Je découvre l’écriture de Pierre Lemaitre à travers son dernier roman historique autour d’une histoire de famille, celle des Pelletier, installés depuis de nombreuses années au Liban et propriétaires d’une savonnerie qui porte le même nom. Louis et Angèle, les parents, dirigent un établissement dont la réputation n’est plus à faire. Ils ont trois fils et une fille, tous majeurs.
Après avoir tenté de satisfaire les aspirations de son père en reprenant les rênes de la savonnerie, Jean, l’aîné, finit par quitter Beyrouth avec son épouse Geneviève, et tente sa chance à Paris. Mais à la sortie de la guerre, le travail ne court pas les rues. François quitte également le pays, direction la capitale française. Il ment à ses parents en leur affirmant avoir réussi le concours de l’École Normale, mais il n’a qu’un rêve : devenir un grand journaliste. Étienne est tombé amoureux de Raymond, un beau légionnaire belge qui se retrouve muté en Indochine dès le début du roman. Hélène, la dernière de la fratrie entretient une relation toxique et souterraine avec l’un de ses enseignants, bien plus âgé qu’elle, et aux fâcheuses tendances perverses.
Ce roman-fleuve est divisé en trois parties. Dans la première, nous sommes en mars 1948. Au lendemain de la Seconde Guerre mondiale et à l’époque des Trente Glorieuses. La vie parisienne de Jean, Geneviève et François est rythmée par les différents soulèvements sociaux et économiques qui ébranlent le pays. Sans nouvelles de Raymond depuis quelques semaines, Étienne décide de le rejoindre à Saigon. Il décroche un poste à l’Agence des monnaies et mène son enquête en sous-marin pour tenter de retrouver son « cousin ». Hélène n’a qu’une seule idée en tête : quitter le domicile familial et le Liban pour rejoindre ses deux frères aînés à Paris.
Mon personnage favori reste celui d’Étienne.
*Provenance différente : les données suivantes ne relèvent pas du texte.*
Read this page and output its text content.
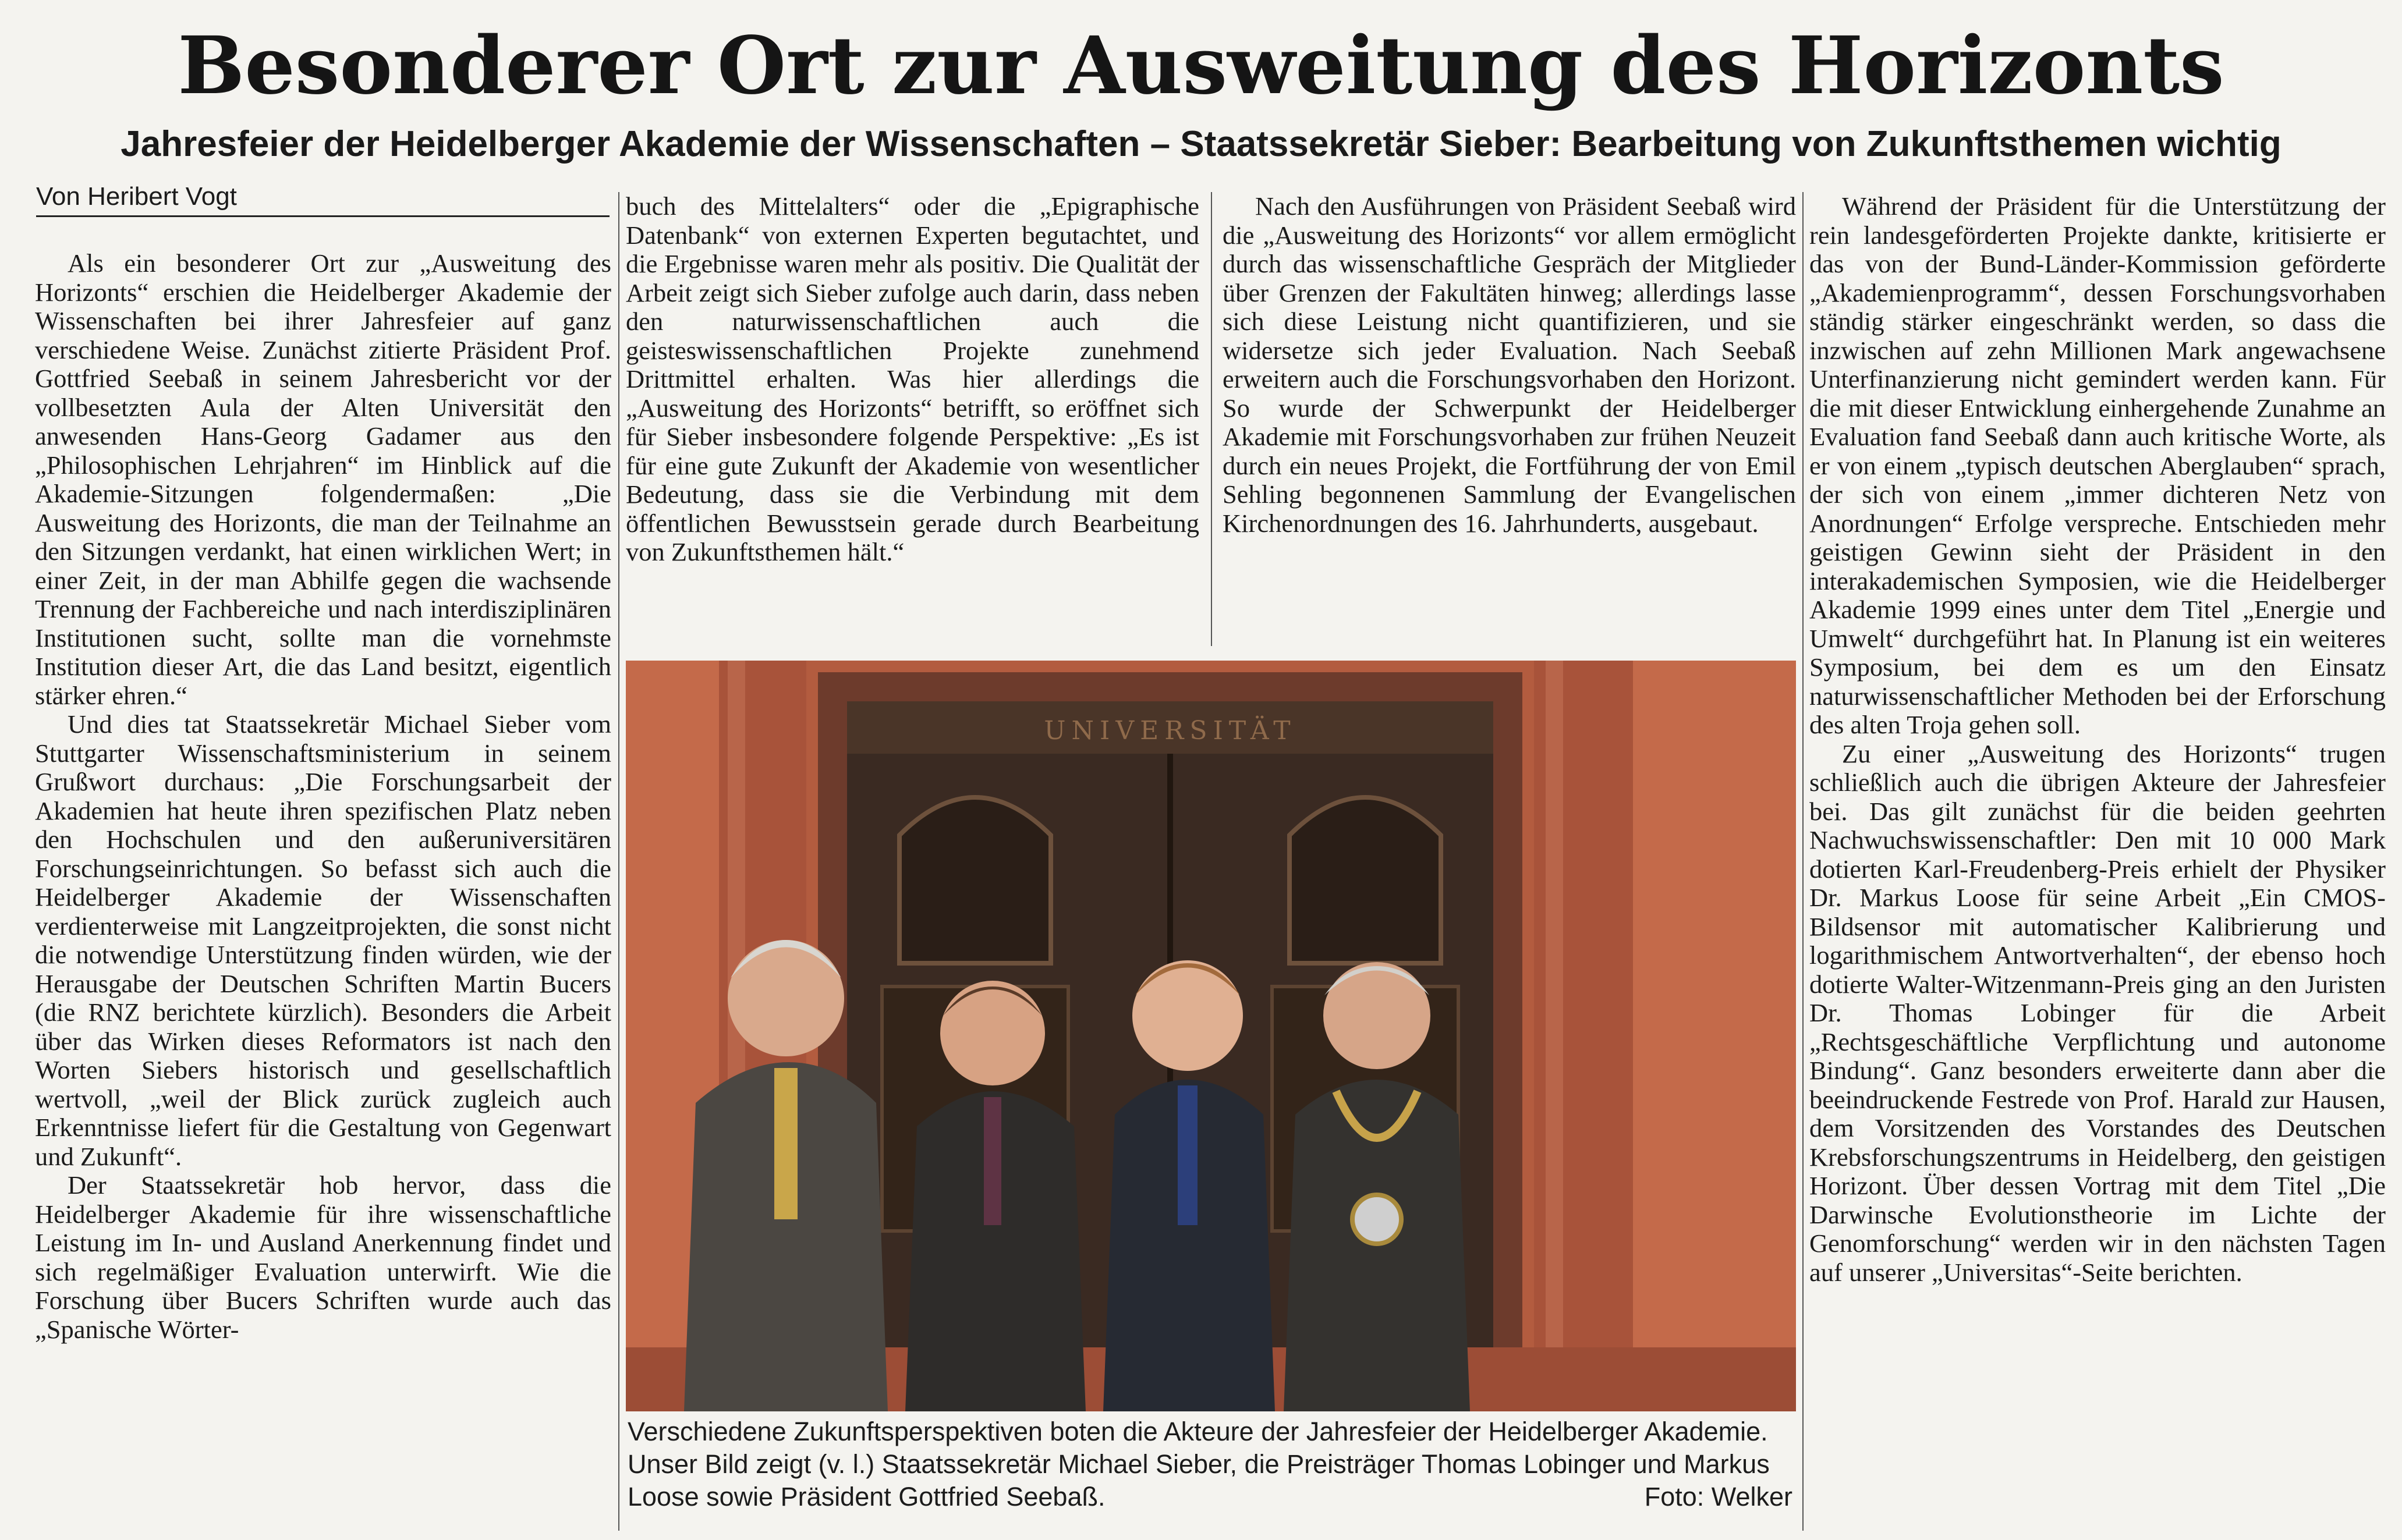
Besonderer Ort zur Ausweitung des Horizonts
Jahresfeier der Heidelberger Akademie der Wissenschaften – Staatssekretär Sieber: Bearbeitung von Zukunftsthemen wichtig
Von Heribert Vogt

Als ein besonderer Ort zur „Ausweitung des Horizonts“ erschien die Heidelberger Akademie der Wissenschaften bei ihrer Jahresfeier auf ganz verschiedene Weise. Zunächst zitierte Präsident Prof. Gottfried Seebaß in seinem Jahresbericht vor der vollbesetzten Aula der Alten Universität den anwesenden Hans-Georg Gadamer aus den „Philosophischen Lehrjahren“ im Hinblick auf die Akademie-Sitzungen folgendermaßen: „Die Ausweitung des Horizonts, die man der Teilnahme an den Sitzungen verdankt, hat einen wirklichen Wert; in einer Zeit, in der man Abhilfe gegen die wachsende Trennung der Fachbereiche und nach interdisziplinären Institutionen sucht, sollte man die vornehmste Institution dieser Art, die das Land besitzt, eigentlich stärker ehren.“

Und dies tat Staatssekretär Michael Sieber vom Stuttgarter Wissenschaftsministerium in seinem Grußwort durchaus: „Die Forschungsarbeit der Akademien hat heute ihren spezifischen Platz neben den Hochschulen und den außeruniversitären Forschungseinrichtungen. So befasst sich auch die Heidelberger Akademie der Wissenschaften verdienterweise mit Langzeitprojekten, die sonst nicht die notwendige Unterstützung finden würden, wie der Herausgabe der Deutschen Schriften Martin Bucers (die RNZ berichtete kürzlich). Besonders die Arbeit über das Wirken dieses Reformators ist nach den Worten Siebers historisch und gesellschaftlich wertvoll, „weil der Blick zurück zugleich auch Erkenntnisse liefert für die Gestaltung von Gegenwart und Zukunft“.

Der Staatssekretär hob hervor, dass die Heidelberger Akademie für ihre wissenschaftliche Leistung im In- und Ausland Anerkennung findet und sich regelmäßiger Evaluation unterwirft. Wie die Forschung über Bucers Schriften wurde auch das „Spanische Wörter-

buch des Mittelalters“ oder die „Epigraphische Datenbank“ von externen Experten begutachtet, und die Ergebnisse waren mehr als positiv. Die Qualität der Arbeit zeigt sich Sieber zufolge auch darin, dass neben den naturwissenschaftlichen auch die geisteswissenschaftlichen Projekte zunehmend Drittmittel erhalten. Was hier allerdings die „Ausweitung des Horizonts“ betrifft, so eröffnet sich für Sieber insbesondere folgende Perspektive: „Es ist für eine gute Zukunft der Akademie von wesentlicher Bedeutung, dass sie die Verbindung mit dem öffentlichen Bewusstsein gerade durch Bearbeitung von Zukunftsthemen hält.“

Nach den Ausführungen von Präsident Seebaß wird die „Ausweitung des Horizonts“ vor allem ermöglicht durch das wissenschaftliche Gespräch der Mitglieder über Grenzen der Fakultäten hinweg; allerdings lasse sich diese Leistung nicht quantifizieren, und sie widersetze sich jeder Evaluation. Nach Seebaß erweitern auch die Forschungsvorhaben den Horizont. So wurde der Schwerpunkt der Heidelberger Akademie mit Forschungsvorhaben zur frühen Neuzeit durch ein neues Projekt, die Fortführung der von Emil Sehling begonnenen Sammlung der Evangelischen Kirchenordnungen des 16. Jahrhunderts, ausgebaut.

Während der Präsident für die Unterstützung der rein landesgeförderten Projekte dankte, kritisierte er das von der Bund-Länder-Kommission geförderte „Akademienprogramm“, dessen Forschungsvorhaben ständig stärker eingeschränkt werden, so dass die inzwischen auf zehn Millionen Mark angewachsene Unterfinanzierung nicht gemindert werden kann. Für die mit dieser Entwicklung einhergehende Zunahme an Evaluation fand Seebaß dann auch kritische Worte, als er von einem „typisch deutschen Aberglauben“ sprach, der sich von einem „immer dichteren Netz von Anordnungen“ Erfolge verspreche. Entschieden mehr geistigen Gewinn sieht der Präsident in den interakademischen Symposien, wie die Heidelberger Akademie 1999 eines unter dem Titel „Energie und Umwelt“ durchgeführt hat. In Planung ist ein weiteres Symposium, bei dem es um den Einsatz naturwissenschaftlicher Methoden bei der Erforschung des alten Troja gehen soll.

Zu einer „Ausweitung des Horizonts“ trugen schließlich auch die übrigen Akteure der Jahresfeier bei. Das gilt zunächst für die beiden geehrten Nachwuchswissenschaftler: Den mit 10 000 Mark dotierten Karl-Freudenberg-Preis erhielt der Physiker Dr. Markus Loose für seine Arbeit „Ein CMOS-Bildsensor mit automatischer Kalibrierung und logarithmischem Antwortverhalten“, der ebenso hoch dotierte Walter-Witzenmann-Preis ging an den Juristen Dr. Thomas Lobinger für die Arbeit „Rechtsgeschäftliche Verpflichtung und autonome Bindung“. Ganz besonders erweiterte dann aber die beeindruckende Festrede von Prof. Harald zur Hausen, dem Vorsitzenden des Vorstandes des Deutschen Krebsforschungszentrums in Heidelberg, den geistigen Horizont. Über dessen Vortrag mit dem Titel „Die Darwinsche Evolutionstheorie im Lichte der Genomforschung“ werden wir in den nächsten Tagen auf unserer „Universitas“-Seite berichten.

UNIVERSITÄT
Verschiedene Zukunftsperspektiven boten die Akteure der Jahresfeier der Heidelberger Akademie. Unser Bild zeigt (v. l.) Staatssekretär Michael Sieber, die Preisträger Thomas Lobinger und Markus Loose sowie Präsident Gottfried Seebaß.	Foto: Welker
Doux, sensible, rêveur, droit et intègre jusqu’à ce que… L’auteur grâce à une grande dextérité littéraire et un énorme travail de recherches en amont (voir la bibliographie à la fin de l’ouvrage) nous plonge dans l’Indochine des années 40. Aux portes de Saigon, la guerre fait rage. « Une guerre sale » entre l’Union française et le Viêt Nam. Une lutte de décolonisation sous la forme d’une guérilla et qui sera de plus en plus frontale et violente entre 1949 et 1954. Étienne essaye de ne pas couler au milieu de toute cette ineptie et se raccroche au fil du temps à des paradis artificiels.
Le personnage de Jean, surnommé « bouboule » par la famille Pelletier, se retrouve littéralement étouffé par celui de sa femme, Geneviève : ambitieuse à en avoir les dents qui rayent le parquet, imprévisible, intrigante, voire folle à lier. Avec elle, on ne sait jamais comment elle va réagir et quelles combines elle va mettre en place pour s’enrichir. Je dois avouer qu’elle m’a particulièrement tapé sur les nerfs ! Ce qui est une bonne chose et ce qui prouve que Pierre Lemaitre a su lui donner vie.
Hélène reste celle qui aura le moins retenu mon attention. Trop jeune, peut-être. Pas assez mature, moins travaillée que les personnages de ses frères aînés.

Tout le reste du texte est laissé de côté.